The HSR Pulse: Navigating the 2026 M&A Data Surge
Key Takeaways
- •February 2026 HSR filings reached 188, above January
- •Transaction threshold rose to $133.9 million, increasing deal complexity
- •Cybersecurity health now influences purchase price and escrow terms
- •FTC’s expanded HSR form remains pending, creating regulatory uncertainty
- •Governance teams must automate dark‑data identification for integration efficiency
Summary
The February 2026 Hart‑Scott‑Rodino (HSR) filing count rose to 188, modestly above January’s 180 but well below the year‑end peak of 232. Effective February 17, the jurisdictional threshold jumped to $133.9 million, pushing larger, data‑intensive deals into the filing pool. eDiscovery, cybersecurity and information‑governance teams now face heightened pressure to manage massive unstructured data, maintain legal‑hold defensibility, and integrate security assessments early in the deal process.
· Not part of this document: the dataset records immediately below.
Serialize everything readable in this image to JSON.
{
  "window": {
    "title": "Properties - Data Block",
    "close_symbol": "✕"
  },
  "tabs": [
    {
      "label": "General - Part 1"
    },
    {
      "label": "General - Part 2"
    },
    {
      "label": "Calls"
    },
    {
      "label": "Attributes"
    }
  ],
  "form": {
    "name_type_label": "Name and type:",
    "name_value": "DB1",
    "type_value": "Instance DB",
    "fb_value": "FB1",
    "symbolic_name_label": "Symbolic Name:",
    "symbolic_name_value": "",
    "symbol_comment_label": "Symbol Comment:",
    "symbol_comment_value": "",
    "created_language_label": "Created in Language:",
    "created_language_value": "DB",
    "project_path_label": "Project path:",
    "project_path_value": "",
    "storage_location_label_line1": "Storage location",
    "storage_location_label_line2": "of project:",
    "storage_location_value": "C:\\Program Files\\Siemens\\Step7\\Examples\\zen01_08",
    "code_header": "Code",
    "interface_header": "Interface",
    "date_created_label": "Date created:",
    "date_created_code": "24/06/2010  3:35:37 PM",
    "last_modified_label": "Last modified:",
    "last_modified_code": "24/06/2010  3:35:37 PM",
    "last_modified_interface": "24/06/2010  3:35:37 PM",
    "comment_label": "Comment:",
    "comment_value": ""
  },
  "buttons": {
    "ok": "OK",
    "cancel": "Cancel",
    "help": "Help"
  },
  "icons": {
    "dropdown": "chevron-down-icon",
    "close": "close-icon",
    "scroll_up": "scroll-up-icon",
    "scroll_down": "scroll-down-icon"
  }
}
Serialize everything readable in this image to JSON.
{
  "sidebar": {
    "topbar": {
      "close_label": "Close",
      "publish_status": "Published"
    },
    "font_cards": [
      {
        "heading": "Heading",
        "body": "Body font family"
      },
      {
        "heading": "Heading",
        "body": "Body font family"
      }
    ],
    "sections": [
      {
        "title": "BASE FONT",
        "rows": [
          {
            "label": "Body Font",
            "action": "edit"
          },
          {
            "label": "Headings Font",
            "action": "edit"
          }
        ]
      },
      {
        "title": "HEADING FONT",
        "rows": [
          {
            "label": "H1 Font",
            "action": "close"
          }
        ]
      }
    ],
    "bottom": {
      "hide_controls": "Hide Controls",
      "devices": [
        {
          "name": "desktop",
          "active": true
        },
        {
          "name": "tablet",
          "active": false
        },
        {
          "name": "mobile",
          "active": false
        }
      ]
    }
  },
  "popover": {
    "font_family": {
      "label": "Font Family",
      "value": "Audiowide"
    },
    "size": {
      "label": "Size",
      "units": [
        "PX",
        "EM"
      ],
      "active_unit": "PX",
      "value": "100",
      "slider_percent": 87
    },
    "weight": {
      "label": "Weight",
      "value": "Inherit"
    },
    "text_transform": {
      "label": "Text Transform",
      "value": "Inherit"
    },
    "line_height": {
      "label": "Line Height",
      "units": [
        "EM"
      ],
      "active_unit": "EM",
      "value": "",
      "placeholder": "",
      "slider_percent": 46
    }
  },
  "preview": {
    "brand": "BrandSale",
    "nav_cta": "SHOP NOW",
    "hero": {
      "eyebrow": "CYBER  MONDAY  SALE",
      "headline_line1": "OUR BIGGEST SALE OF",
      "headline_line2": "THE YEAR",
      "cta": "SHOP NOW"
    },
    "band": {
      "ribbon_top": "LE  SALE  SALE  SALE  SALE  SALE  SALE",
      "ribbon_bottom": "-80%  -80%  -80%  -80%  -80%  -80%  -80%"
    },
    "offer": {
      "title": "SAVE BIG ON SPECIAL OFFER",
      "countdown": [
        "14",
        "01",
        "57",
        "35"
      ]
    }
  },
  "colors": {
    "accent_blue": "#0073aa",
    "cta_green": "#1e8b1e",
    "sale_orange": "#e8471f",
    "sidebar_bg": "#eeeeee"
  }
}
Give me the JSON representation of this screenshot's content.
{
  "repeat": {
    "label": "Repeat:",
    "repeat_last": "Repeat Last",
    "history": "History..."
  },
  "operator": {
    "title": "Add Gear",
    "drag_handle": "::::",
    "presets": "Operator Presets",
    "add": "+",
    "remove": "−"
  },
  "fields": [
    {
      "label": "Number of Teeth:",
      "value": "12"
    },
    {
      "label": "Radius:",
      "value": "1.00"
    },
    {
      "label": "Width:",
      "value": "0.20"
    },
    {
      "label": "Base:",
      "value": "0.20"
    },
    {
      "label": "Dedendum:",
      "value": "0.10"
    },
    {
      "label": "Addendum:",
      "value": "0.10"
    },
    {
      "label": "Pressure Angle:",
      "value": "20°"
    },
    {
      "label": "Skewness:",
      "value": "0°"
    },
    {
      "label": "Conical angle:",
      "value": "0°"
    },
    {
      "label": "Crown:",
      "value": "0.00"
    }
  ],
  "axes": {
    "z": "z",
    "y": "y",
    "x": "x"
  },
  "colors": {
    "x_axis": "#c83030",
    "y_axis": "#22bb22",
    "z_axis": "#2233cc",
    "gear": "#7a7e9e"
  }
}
Simultaneously, the FTC’s expanded HSR form remains in legal limbo, forcing firms to prepare for two possible filing regimes.
Pulse Analysis
The latest HSR filing data signals a new baseline for deal teams. While February’s 188 filings are lower than the December surge, the rise in the jurisdictional threshold to $133.9 million means every qualifying transaction now carries a larger data footprint. eDiscovery units must shift from reactive fire‑drills to proactive data mapping, ensuring custodians and repositories are catalogued before a filing triggers the statutory clock. This operational discipline reduces over‑collection, curtails costs, and preserves defensibility in the face of aggressive Second Request investigations.
Cybersecurity has moved from a post‑close checkbox to a deal‑making lever. Buyers increasingly demand escrow holdbacks tied to a target’s network segmentation, patch management, and supply‑chain visibility. Early‑stage security diligence—conducted during the Letter of Intent—allows acquirers to flag persistent threat actors or legacy vulnerabilities before integration, protecting valuation and avoiding costly breach remediation. As digital risk becomes a valuation metric, security leaders must embed compromise assessments into the M&A workflow, treating cyber health as a core component of transaction economics.
Regulatory volatility adds another layer of complexity. A federal court vacated the FTC’s expanded HSR form in February, only for the Fifth Circuit to issue a stay, leaving both the old and new forms potentially operative. This uncertainty forces organizations to maintain parallel compliance playbooks, automate classification of dark data, and establish clean‑room environments for sensitive information exchange. Firms that can pivot quickly between filing regimes while keeping data governance tight will not only meet legal obligations but also gain a competitive edge in a market where agility is as valuable as capital.